Saint-Germain bent to kiss her nipples, taking the time to lavish attention on them both while he slowly, deliciously, slid his hands along her flanks. He was unhurried, relishing her heightened arousal. “What would you like, Rowena?”

“I want my bones to melt,” she sighed.

“How would you like to have it happen?” He increased his ministrations, feeling her flesh mold itself to the movement of his hands.

“That’s … lovely,” she sighed, and opened her body more fully to him.

He increased his attentions to her breasts again while his explorations of her body continued.

“What more?”

“Anything,” she whispered. “Anything you want.”

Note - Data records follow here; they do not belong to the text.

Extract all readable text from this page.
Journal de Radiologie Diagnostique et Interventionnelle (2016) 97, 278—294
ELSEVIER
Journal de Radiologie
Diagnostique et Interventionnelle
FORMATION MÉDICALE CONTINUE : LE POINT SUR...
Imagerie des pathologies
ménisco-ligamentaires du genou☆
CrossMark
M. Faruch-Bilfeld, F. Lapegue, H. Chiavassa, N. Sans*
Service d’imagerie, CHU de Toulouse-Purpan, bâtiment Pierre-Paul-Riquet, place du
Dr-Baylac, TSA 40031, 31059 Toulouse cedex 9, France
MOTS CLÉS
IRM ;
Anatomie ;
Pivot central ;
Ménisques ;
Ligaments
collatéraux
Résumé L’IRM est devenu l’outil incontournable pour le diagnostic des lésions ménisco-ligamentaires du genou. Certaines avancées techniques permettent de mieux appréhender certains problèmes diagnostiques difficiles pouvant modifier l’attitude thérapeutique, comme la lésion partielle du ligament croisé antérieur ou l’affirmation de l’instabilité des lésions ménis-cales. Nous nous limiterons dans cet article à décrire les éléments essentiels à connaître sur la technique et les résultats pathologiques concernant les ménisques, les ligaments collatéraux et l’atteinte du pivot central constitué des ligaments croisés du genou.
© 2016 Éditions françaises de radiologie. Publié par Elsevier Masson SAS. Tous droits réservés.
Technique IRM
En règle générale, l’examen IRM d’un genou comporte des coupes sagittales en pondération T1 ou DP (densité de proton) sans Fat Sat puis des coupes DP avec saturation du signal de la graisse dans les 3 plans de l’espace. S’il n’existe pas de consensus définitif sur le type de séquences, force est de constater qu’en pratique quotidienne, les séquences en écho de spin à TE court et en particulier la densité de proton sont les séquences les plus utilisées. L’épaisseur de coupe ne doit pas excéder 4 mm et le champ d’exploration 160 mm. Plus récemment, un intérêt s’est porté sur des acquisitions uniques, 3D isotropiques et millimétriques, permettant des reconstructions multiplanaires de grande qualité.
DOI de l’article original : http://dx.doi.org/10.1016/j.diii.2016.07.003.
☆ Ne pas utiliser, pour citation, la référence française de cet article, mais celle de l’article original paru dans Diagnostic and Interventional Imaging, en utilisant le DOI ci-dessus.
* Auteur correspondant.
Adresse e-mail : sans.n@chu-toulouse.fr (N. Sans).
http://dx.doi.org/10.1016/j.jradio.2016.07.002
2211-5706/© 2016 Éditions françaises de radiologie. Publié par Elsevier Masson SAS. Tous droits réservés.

“What you want is what I want,” he reminded her, gently fondling her thighs, gradually easing them open.

“You’ve been with me enough to know,” she urged him in an under-voice. “I don’t want to have to choose.”

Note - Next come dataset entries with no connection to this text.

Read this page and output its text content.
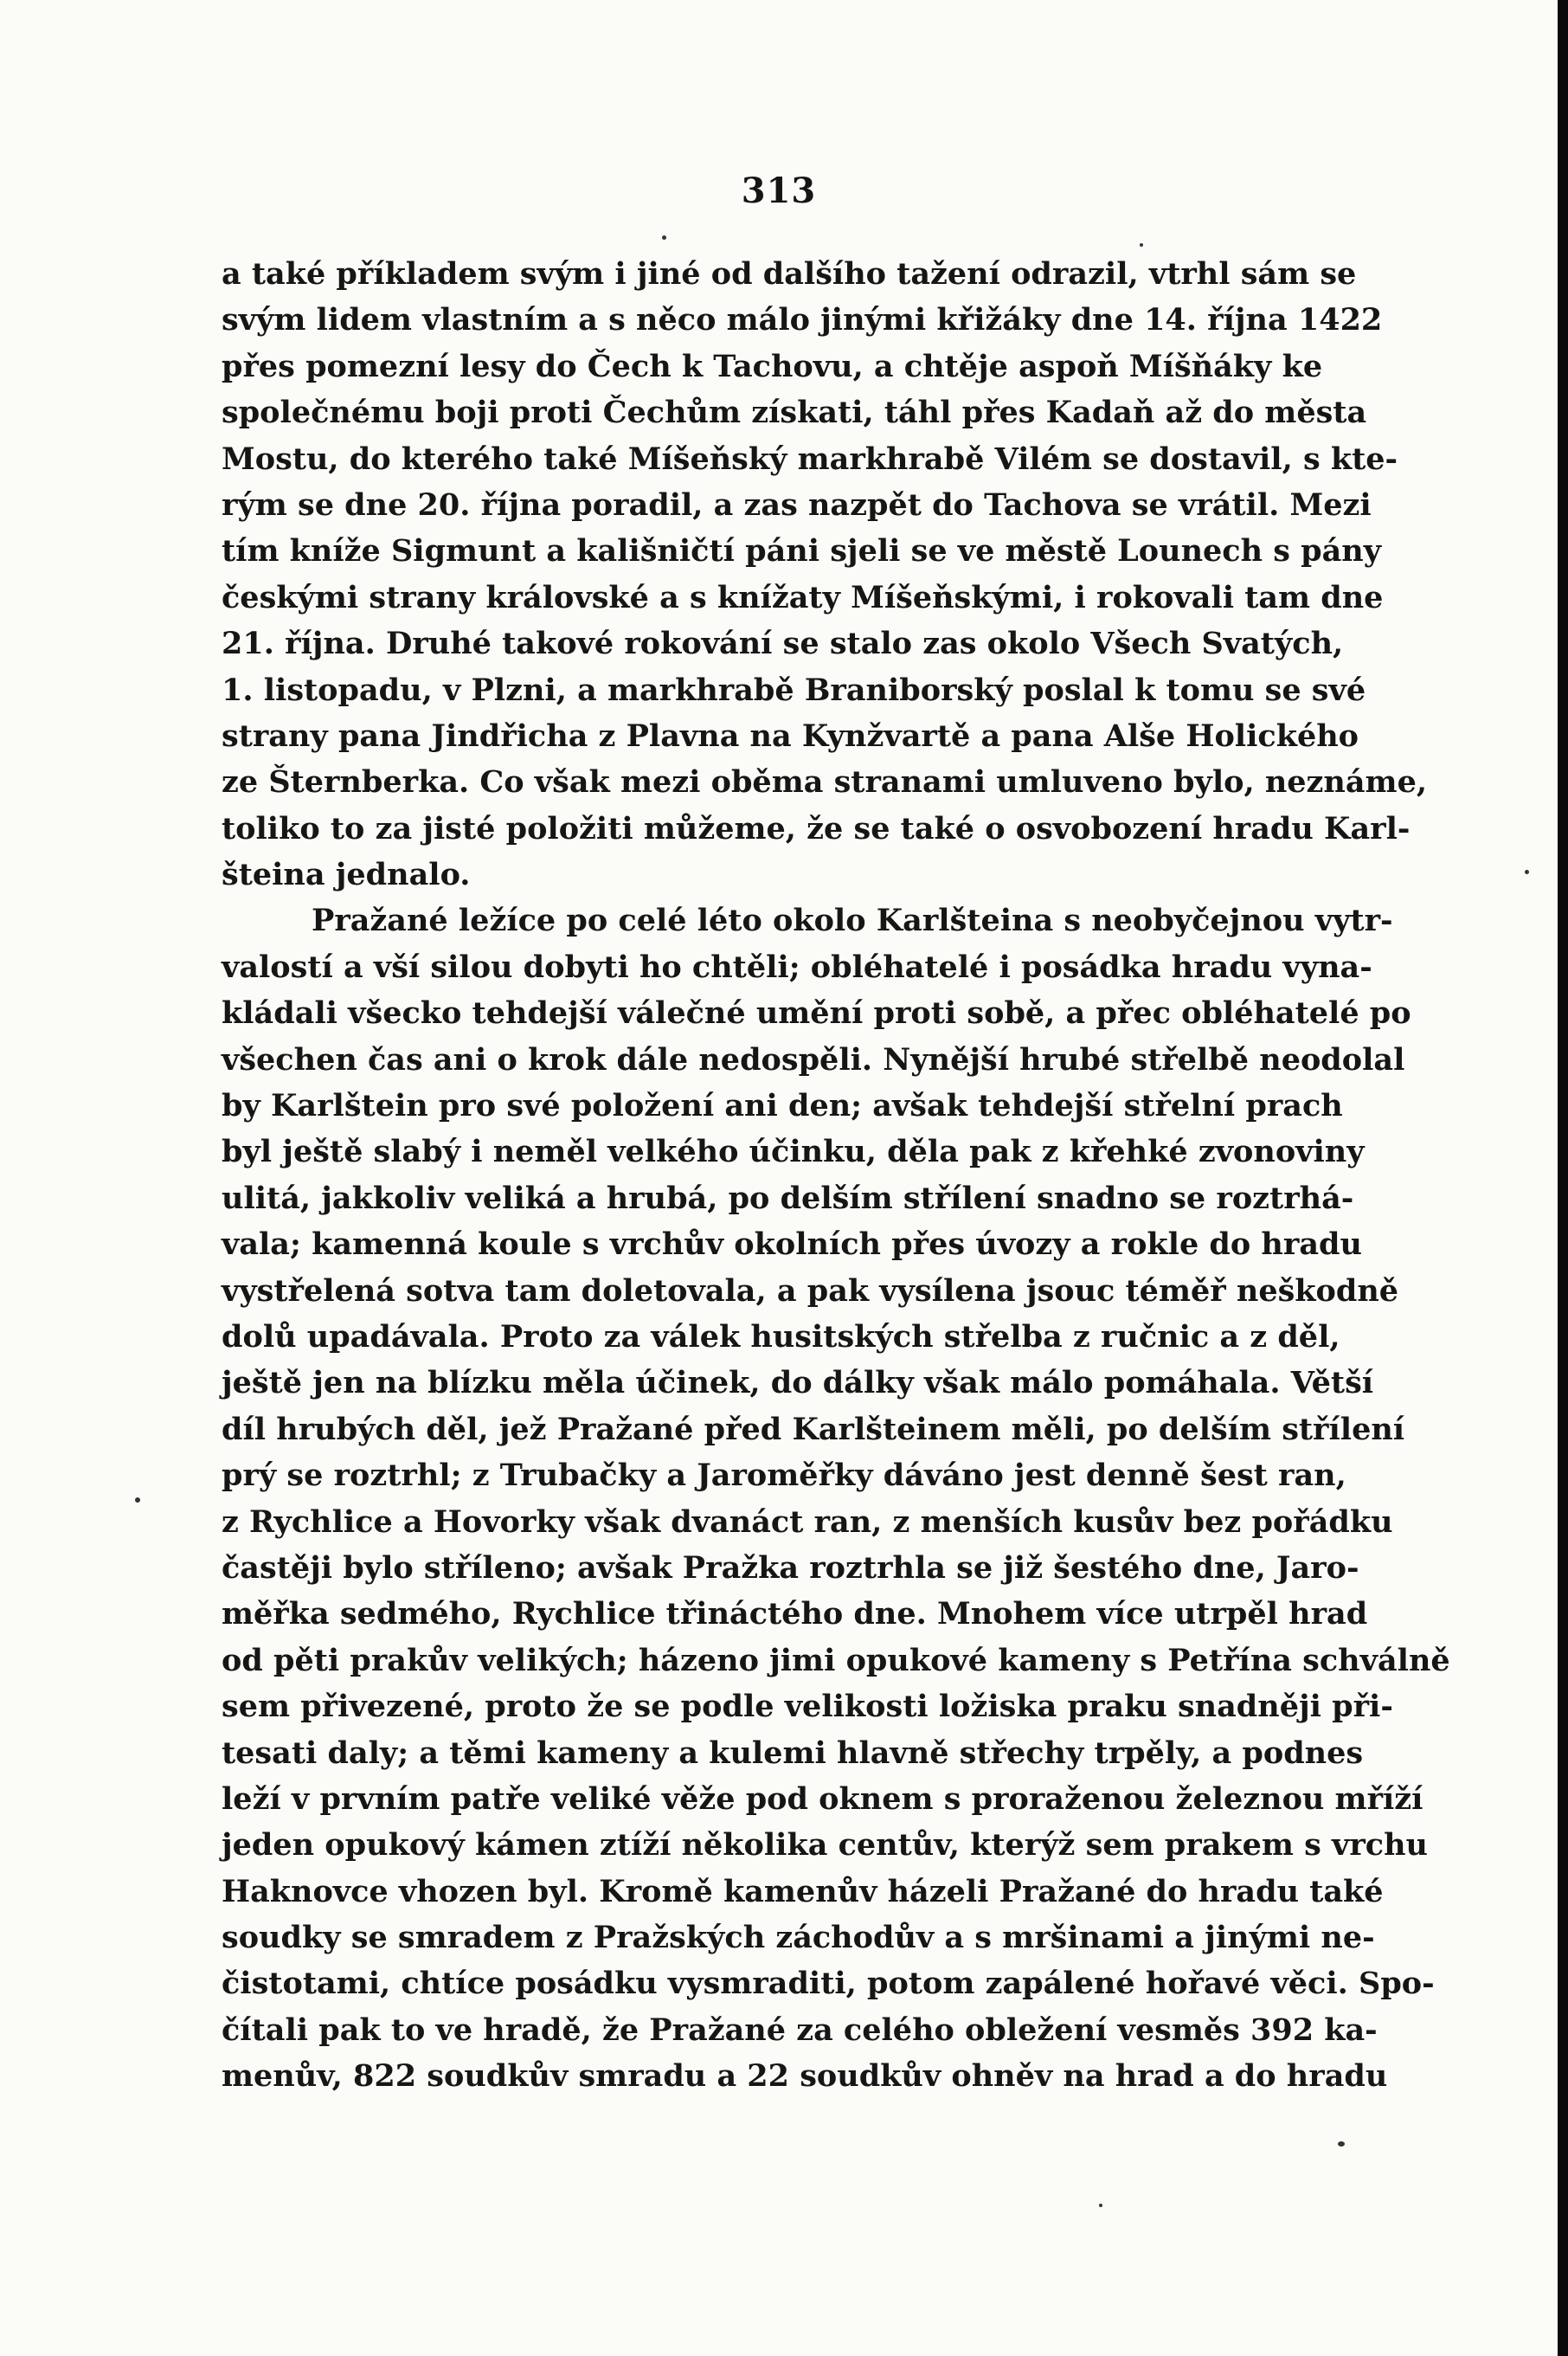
313
a také příkladem svým i jiné od dalšího tažení odrazil, vtrhl sám se
svým lidem vlastním a s něco málo jinými křižáky dne 14. října 1422
přes pomezní lesy do Čech k Tachovu, a chtěje aspoň Míšňáky ke
společnému boji proti Čechům získati, táhl přes Kadaň až do města
Mostu, do kterého také Míšeňský markhrabě Vilém se dostavil, s kte-
rým se dne 20. října poradil, a zas nazpět do Tachova se vrátil. Mezi
tím kníže Sigmunt a kališničtí páni sjeli se ve městě Lounech s pány
českými strany královské a s knížaty Míšeňskými, i rokovali tam dne
21. října. Druhé takové rokování se stalo zas okolo Všech Svatých,
1. listopadu, v Plzni, a markhrabě Braniborský poslal k tomu se své
strany pana Jindřicha z Plavna na Kynžvartě a pana Alše Holického
ze Šternberka. Co však mezi oběma stranami umluveno bylo, neznáme,
toliko to za jisté položiti můžeme, že se také o osvobození hradu Karl-
šteina jednalo.
Pražané ležíce po celé léto okolo Karlšteina s neobyčejnou vytr-
valostí a vší silou dobyti ho chtěli; obléhatelé i posádka hradu vyna-
kládali všecko tehdejší válečné umění proti sobě, a přec obléhatelé po
všechen čas ani o krok dále nedospěli. Nynější hrubé střelbě neodolal
by Karlštein pro své položení ani den; avšak tehdejší střelní prach
byl ještě slabý i neměl velkého účinku, děla pak z křehké zvonoviny
ulitá, jakkoliv veliká a hrubá, po delším střílení snadno se roztrhá-
vala; kamenná koule s vrchův okolních přes úvozy a rokle do hradu
vystřelená sotva tam doletovala, a pak vysílena jsouc téměř neškodně
dolů upadávala. Proto za válek husitských střelba z ručnic a z děl,
ještě jen na blízku měla účinek, do dálky však málo pomáhala. Větší
díl hrubých děl, jež Pražané před Karlšteinem měli, po delším střílení
prý se roztrhl; z Trubačky a Jaroměřky dáváno jest denně šest ran,
z Rychlice a Hovorky však dvanáct ran, z menších kusův bez pořádku
častěji bylo stříleno; avšak Pražka roztrhla se již šestého dne, Jaro-
měřka sedmého, Rychlice třináctého dne. Mnohem více utrpěl hrad
od pěti prakův velikých; házeno jimi opukové kameny s Petřína schválně
sem přivezené, proto že se podle velikosti ložiska praku snadněji při-
tesati daly; a těmi kameny a kulemi hlavně střechy trpěly, a podnes
leží v prvním patře veliké věže pod oknem s proraženou železnou mříží
jeden opukový kámen ztíží několika centův, kterýž sem prakem s vrchu
Haknovce vhozen byl. Kromě kamenův házeli Pražané do hradu také
soudky se smradem z Pražských záchodův a s mršinami a jinými ne-
čistotami, chtíce posádku vysmraditi, potom zapálené hořavé věci. Spo-
čítali pak to ve hradě, že Pražané za celého obležení vesměs 392 ka-
menův, 822 soudkův smradu a 22 soudkův ohněv na hrad a do hradu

He stroked the soft folds between her legs, then moved so that his tongue could take the place of his fingers; she sighed as he found the bud of her clitoris. As her craving for fulfillment began to gather in her body, he gradually made his way up her body to her throat, tantalizing and igniting her fervency to its utmost, and finally joining her in the sublime moment of her fulfillment, and for that ineffable time, knowing the whole of her, and embracing the entirety of her self as fully as he held her body.